Skewed sampling from heteroscedastic distributions
Here we consider the problems that arise when a heteroscedastic distribution (one where the variance changes along the x-axis) is analysed by a simple straight line fit. We use Monte Carlo simulations to show that skewed sampling from such a distribution will lead to statistically significant trends which are entirely artefactual. Even the minor skew that arises naturally in any random sample can be large enough to generate artefactual trends.
As an illustration, suppose a dataset is sampled evenly from within the blue area in the left-hand plot in Figure 1. The y variable is heteroscedastic with respect to x, that is, the variance of y is higher at low values of x. Regression of y on x gives a horizontal line (dotted line), which is not affected by the uneven variance. Now consider non-random sampling of y, in which more samples are collected at high values of y (shaded area of the right-hand plot). Now, the heteroscedasticity matters, as the regression line is no longer horizontal, but is pulled up at the left-hand side by the greater number of samples at high values of y. That is exactly what happened in the LOG13-blogs case.
To show that this effect works in practice we generated 1000 points drawn at random from a heteroscedastic distribution (in which the variation in p is a function of q) for two cases: unevenly and evenly sampled.
We begin with the unevenly sampled dataset. Figure 2 shows scatter plots in both directions (p predicting q and vice versa), with summary lines drawn using a simple linear fit and using loess.
In Figure 2, the simple linear fit appears to reveal a clear linear relationship (left-hand plots), but that is simply a consequence of combining skewed sampling and heteroscedasticity. As the sampling becomes more skewed the linear trend becomes stronger (not shown).
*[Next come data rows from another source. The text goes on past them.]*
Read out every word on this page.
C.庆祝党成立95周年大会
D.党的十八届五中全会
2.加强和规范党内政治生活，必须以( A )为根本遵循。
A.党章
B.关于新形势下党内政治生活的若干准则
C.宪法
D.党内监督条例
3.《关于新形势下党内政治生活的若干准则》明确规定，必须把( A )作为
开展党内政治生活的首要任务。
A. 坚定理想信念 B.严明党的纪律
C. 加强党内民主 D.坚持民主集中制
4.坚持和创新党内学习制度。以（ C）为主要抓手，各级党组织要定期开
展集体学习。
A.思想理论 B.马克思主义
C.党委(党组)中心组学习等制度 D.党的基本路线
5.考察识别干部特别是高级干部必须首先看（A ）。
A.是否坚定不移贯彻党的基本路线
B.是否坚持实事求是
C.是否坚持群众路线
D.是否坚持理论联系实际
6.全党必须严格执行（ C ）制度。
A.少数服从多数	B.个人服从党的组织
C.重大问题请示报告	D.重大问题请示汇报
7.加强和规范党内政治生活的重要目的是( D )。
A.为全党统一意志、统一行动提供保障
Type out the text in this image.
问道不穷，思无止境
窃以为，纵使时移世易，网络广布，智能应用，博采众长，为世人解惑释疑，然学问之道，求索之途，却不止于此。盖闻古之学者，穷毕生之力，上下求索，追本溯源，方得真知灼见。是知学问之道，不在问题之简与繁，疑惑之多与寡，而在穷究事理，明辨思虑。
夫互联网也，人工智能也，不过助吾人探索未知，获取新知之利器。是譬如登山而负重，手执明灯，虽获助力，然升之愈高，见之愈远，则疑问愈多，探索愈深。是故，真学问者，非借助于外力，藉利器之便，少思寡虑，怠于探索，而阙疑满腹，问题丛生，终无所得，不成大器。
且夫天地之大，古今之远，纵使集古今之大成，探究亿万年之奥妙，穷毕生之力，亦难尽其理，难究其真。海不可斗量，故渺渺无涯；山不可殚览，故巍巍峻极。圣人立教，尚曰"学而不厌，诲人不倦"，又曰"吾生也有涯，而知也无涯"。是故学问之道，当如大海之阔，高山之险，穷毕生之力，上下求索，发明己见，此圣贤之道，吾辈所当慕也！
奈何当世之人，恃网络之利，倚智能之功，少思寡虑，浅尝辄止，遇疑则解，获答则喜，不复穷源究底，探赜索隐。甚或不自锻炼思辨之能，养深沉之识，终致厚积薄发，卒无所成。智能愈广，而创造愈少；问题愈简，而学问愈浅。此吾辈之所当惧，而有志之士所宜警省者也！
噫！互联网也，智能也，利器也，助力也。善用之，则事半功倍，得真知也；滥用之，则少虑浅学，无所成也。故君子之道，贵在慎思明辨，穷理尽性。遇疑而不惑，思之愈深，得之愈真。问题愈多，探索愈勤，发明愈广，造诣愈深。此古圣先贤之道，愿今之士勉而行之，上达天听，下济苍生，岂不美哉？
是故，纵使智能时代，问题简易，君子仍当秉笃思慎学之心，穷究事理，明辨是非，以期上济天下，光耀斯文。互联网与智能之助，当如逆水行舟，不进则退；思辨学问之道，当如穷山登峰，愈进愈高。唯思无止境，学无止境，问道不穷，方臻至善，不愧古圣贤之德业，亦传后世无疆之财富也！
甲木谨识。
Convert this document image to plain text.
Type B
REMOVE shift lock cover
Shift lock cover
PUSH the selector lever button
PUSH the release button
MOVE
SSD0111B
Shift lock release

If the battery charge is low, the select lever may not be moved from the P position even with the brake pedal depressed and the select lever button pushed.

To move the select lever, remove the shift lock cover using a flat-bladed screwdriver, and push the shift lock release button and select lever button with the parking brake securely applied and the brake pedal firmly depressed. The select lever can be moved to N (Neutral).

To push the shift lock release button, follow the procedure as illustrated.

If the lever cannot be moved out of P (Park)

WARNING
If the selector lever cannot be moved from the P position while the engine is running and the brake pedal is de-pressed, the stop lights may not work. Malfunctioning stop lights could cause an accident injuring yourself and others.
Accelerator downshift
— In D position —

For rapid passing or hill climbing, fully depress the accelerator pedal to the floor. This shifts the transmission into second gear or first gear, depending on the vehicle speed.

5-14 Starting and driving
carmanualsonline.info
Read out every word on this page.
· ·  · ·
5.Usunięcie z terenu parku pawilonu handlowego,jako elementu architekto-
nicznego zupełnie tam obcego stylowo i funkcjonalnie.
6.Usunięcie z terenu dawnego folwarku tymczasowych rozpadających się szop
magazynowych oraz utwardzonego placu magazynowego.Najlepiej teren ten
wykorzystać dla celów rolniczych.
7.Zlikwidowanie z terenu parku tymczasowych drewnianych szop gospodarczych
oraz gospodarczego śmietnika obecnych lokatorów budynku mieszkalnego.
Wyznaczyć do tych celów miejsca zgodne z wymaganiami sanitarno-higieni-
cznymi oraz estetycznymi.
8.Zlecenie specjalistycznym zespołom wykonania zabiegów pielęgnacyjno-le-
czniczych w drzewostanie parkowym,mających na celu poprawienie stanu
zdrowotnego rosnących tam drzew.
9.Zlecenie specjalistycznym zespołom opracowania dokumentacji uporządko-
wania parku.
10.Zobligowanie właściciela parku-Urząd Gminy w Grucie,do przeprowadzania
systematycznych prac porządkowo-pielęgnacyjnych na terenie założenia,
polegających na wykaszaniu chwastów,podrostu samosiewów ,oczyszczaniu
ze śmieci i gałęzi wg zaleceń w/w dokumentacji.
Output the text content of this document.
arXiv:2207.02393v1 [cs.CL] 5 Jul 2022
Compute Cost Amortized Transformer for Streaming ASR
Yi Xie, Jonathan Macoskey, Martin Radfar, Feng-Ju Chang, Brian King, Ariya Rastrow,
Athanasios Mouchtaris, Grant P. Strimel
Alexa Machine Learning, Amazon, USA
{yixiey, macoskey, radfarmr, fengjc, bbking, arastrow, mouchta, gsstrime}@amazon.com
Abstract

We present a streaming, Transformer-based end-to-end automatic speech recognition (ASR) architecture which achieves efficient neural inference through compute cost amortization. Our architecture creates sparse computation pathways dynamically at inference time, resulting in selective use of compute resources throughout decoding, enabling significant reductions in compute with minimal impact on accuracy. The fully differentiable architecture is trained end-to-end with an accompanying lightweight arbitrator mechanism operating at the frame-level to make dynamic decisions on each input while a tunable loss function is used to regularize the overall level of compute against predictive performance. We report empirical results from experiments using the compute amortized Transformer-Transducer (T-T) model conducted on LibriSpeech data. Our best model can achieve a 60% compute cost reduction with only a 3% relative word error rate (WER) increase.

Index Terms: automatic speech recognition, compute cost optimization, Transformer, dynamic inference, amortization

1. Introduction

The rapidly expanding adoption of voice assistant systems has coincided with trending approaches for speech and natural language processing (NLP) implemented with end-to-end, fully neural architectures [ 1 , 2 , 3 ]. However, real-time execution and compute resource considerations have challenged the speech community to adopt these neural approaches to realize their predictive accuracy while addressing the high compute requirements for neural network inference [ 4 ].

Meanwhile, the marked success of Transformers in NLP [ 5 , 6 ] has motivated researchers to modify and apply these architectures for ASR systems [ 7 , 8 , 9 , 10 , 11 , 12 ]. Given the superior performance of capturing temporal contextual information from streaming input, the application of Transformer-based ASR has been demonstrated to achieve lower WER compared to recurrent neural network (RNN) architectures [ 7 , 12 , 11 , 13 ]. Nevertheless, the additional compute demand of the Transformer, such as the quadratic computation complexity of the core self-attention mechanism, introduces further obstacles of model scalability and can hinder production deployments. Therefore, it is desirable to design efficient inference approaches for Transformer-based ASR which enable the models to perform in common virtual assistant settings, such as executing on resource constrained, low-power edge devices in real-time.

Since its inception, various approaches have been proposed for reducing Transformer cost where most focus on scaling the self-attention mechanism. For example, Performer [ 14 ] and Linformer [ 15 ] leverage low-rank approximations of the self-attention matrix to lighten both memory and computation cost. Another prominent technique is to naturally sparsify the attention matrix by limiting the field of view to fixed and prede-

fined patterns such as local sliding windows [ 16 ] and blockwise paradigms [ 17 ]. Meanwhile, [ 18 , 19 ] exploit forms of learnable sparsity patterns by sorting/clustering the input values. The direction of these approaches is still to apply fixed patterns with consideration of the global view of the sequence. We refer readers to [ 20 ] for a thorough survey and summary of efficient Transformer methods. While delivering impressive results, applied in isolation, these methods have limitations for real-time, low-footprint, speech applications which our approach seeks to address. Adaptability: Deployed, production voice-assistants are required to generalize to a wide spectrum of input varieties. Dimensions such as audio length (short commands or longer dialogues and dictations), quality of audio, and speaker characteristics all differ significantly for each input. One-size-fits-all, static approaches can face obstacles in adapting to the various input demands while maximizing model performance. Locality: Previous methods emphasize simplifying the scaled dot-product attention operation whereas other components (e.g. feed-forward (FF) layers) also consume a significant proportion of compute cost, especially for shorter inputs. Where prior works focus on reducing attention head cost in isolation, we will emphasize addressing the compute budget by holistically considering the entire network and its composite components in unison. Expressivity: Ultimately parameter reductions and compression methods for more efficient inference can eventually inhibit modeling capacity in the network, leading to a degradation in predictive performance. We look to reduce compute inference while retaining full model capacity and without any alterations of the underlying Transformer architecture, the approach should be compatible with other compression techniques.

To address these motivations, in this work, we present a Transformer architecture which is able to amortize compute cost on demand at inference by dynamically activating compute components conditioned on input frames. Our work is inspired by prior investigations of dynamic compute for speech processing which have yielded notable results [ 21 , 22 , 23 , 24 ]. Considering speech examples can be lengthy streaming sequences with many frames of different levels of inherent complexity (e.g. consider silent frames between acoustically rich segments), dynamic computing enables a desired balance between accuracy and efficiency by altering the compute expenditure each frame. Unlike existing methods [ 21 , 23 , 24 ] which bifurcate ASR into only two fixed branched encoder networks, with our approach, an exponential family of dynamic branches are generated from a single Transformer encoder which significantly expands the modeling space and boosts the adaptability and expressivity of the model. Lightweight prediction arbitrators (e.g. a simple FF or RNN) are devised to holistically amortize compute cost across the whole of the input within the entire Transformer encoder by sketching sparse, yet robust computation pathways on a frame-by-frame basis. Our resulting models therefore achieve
The loess fit for p predicting q (top right-hand plot) shows a clear quadratic relationship reflecting the shape of the error distribution. Note that the loess fit for q predicting p does not show a non-linear relationship.
Next we turn to unskewed (uniform) sampling and show the same four plots for the evenly sampled dataset in Figure 3.
When the same heteroscedastic distribution was evenly sampled (Figure 3), the simple linear fits often showed a marginally significant relationship between p and q, even though the underlying relationship was simply symmetric random noise. The weak trend in the ‘unskewed’ data reflects the minor non-uniformity that naturally arises in a random sample (and looks very like the trend exhibited by the LGO13-panel dataset). The direction and significance of this trend varied from run to run as it depends on the random numbers that happened to be sampled each time.
Note that the reason for the skew in the data does not matter (it may correctly or incorrectly reflect the underlying population). Any uneven distribution of data with this type of heteroscedastic error distribution will generate spurious linear trends. The LOG13-panel data showed a (slight) negative trend because there was a slight preponderance of data on the high side of CLIM.